Politically, such a tax could indeed by controversial, since it’s essentially shifting taxes onto the consumer. Mr. Bown said the consumption tax is a reasonable economic argument, because consumers are less mobile than businesses, and so less able to move to more favorable jurisdictions. In addition, a consumption tax such as this one, similar to value-added taxes that are already common in other developed countries, are favored by economists because they remove distortions resulting from businesses making decisions based on tax policies.
“What’s nice about the border adjustment tax is that it closes the system and helps address other problems, especially in terms of multinationals’ production, where today they have incentives to engage in corporate inversions and do strange things with transfer pricing, to avoid getting taxed in higher rate jurisdictions,” Mr. Bown said. “All of that goes away with border tax adjustment.”

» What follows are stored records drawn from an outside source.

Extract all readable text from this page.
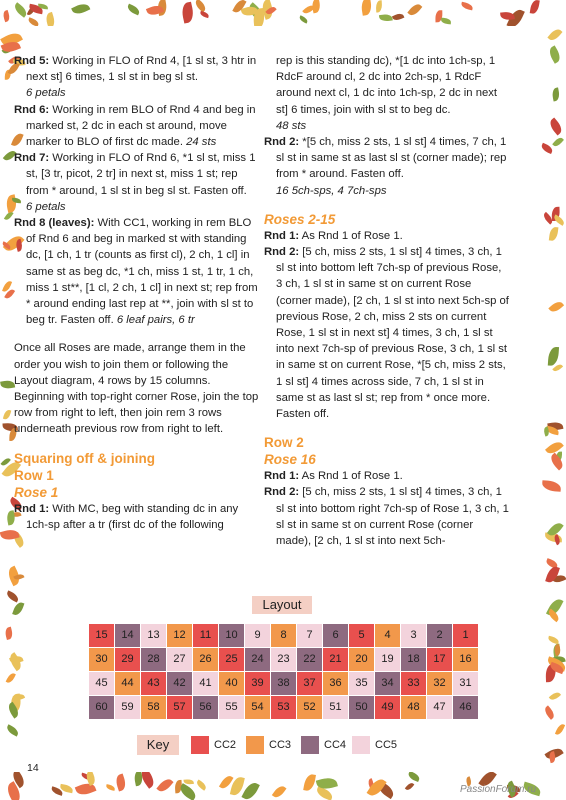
Rnd 5: Working in FLO of Rnd 4, [1 sl st, 3 htr in next st] 6 times, 1 sl st in beg sl st.
6 petals
Rnd 6: Working in rem BLO of Rnd 4 and beg in marked st, 2 dc in each st around, move marker to BLO of first dc made. 24 sts
Rnd 7: Working in FLO of Rnd 6, *1 sl st, miss 1 st, [3 tr, picot, 2 tr] in next st, miss 1 st; rep from * around, 1 sl st in beg sl st. Fasten off.
6 petals
Rnd 8 (leaves): With CC1, working in rem BLO of Rnd 6 and beg in marked st with standing dc, [1 ch, 1 tr (counts as first cl), 2 ch, 1 cl] in same st as beg dc, *1 ch, miss 1 st, 1 tr, 1 ch, miss 1 st**, [1 cl, 2 ch, 1 cl] in next st; rep from * around ending last rep at **, join with sl st to beg tr. Fasten off. 6 leaf pairs, 6 tr
Once all Roses are made, arrange them in the order you wish to join them or following the Layout diagram, 4 rows by 15 columns. Beginning with top-right corner Rose, join the top row from right to left, then join rem 3 rows underneath previous row from right to left.
Squaring off & joining
Row 1
Rose 1
Rnd 1: With MC, beg with standing dc in any 1ch-sp after a tr (first dc of the following
rep is this standing dc), *[1 dc into 1ch-sp, 1 RdcF around cl, 2 dc into 2ch-sp, 1 RdcF around next cl, 1 dc into 1ch-sp, 2 dc in next st] 6 times, join with sl st to beg dc.
48 sts
Rnd 2: *[5 ch, miss 2 sts, 1 sl st] 4 times, 7 ch, 1 sl st in same st as last sl st (corner made); rep from * around. Fasten off.
16 5ch-sps, 4 7ch-sps
Roses 2-15
Rnd 1: As Rnd 1 of Rose 1.
Rnd 2: [5 ch, miss 2 sts, 1 sl st] 4 times, 3 ch, 1 sl st into bottom left 7ch-sp of previous Rose, 3 ch, 1 sl st in same st on current Rose (corner made), [2 ch, 1 sl st into next 5ch-sp of previous Rose, 2 ch, miss 2 sts on current Rose, 1 sl st in next st] 4 times, 3 ch, 1 sl st into next 7ch-sp of previous Rose, 3 ch, 1 sl st in same st on current Rose, *[5 ch, miss 2 sts, 1 sl st] 4 times across side, 7 ch, 1 sl st in same st as last sl st; rep from * once more. Fasten off.
Row 2
Rose 16
Rnd 1: As Rnd 1 of Rose 1.
Rnd 2: [5 ch, miss 2 sts, 1 sl st] 4 times, 3 ch, 1 sl st into bottom right 7ch-sp of Rose 1, 3 ch, 1 sl st in same st on current Rose (corner made), [2 ch, 1 sl st into next 5ch-
Layout
15	14	13	12	11	10	9	8	7	6	5	4	3	2	1
30	29	28	27	26	25	24	23	22	21	20	19	18	17	16
45	44	43	42	41	40	39	38	37	36	35	34	33	32	31
60	59	58	57	56	55	54	53	52	51	50	49	48	47	46
Key	CC2	CC3	CC4	CC5
14
PassionForum.ru
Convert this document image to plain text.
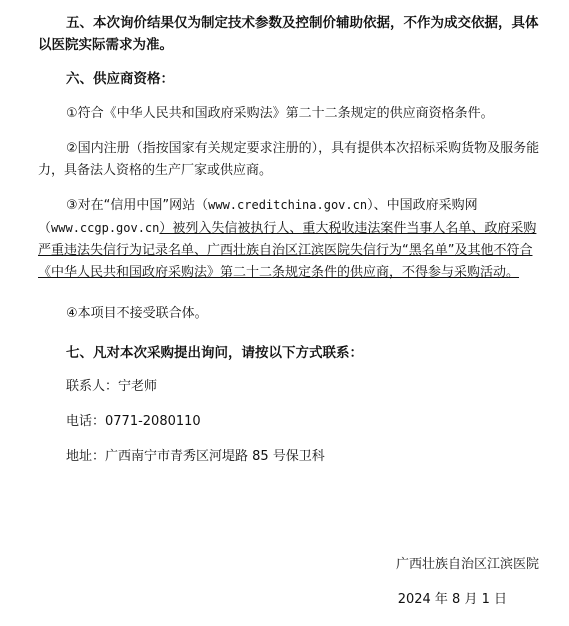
五、本次询价结果仅为制定技术参数及控制价辅助依据，不作为成交依据，具体以医院实际需求为准。

六、供应商资格：

①符合《中华人民共和国政府采购法》第二十二条规定的供应商资格条件。

②国内注册（指按国家有关规定要求注册的），具有提供本次招标采购货物及服务能力，具备法人资格的生产厂家或供应商。

③对在“信用中国”网站（www.creditchina.gov.cn）、中国政府采购网（www.ccgp.gov.cn）被列入失信被执行人、重大税收违法案件当事人名单、政府采购严重违法失信行为记录名单、广西壮族自治区江滨医院失信行为“黑名单”及其他不符合《中华人民共和国政府采购法》第二十二条规定条件的供应商，不得参与采购活动。

④本项目不接受联合体。

七、凡对本次采购提出询问，请按以下方式联系：

联系人：宁老师

电话：0771-2080110

地址：广西南宁市青秀区河堤路 85 号保卫科

广西壮族自治区江滨医院
2024 年 8 月 1 日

Nevertheless, instituting such as tax faces big hurdles that could take time to overcome. Corporates that rely heavily on imports, such as retailers, are firmly opposed to the measure, while big exporting companies, such as GE, Caterpillar and pharmaceuticals, are in favor.
“So you have this interesting outcome, where companies that typically have aligned with each other, because they’re very involved in trade, whether exporting or importing, are coming down on different sides of this issue,” Mr. Bown said.
In addition, a consumption tax is regressive, since poorer people spend much more of their budgets on household goods. Such a tax might therefore be accompanied by changes to the US redistribution policies, such as cuts in income or payroll taxes for lower income taxpayers, to make it more politically palatable.
“But there’s nothing on the table to do that,” Mr. Bown said.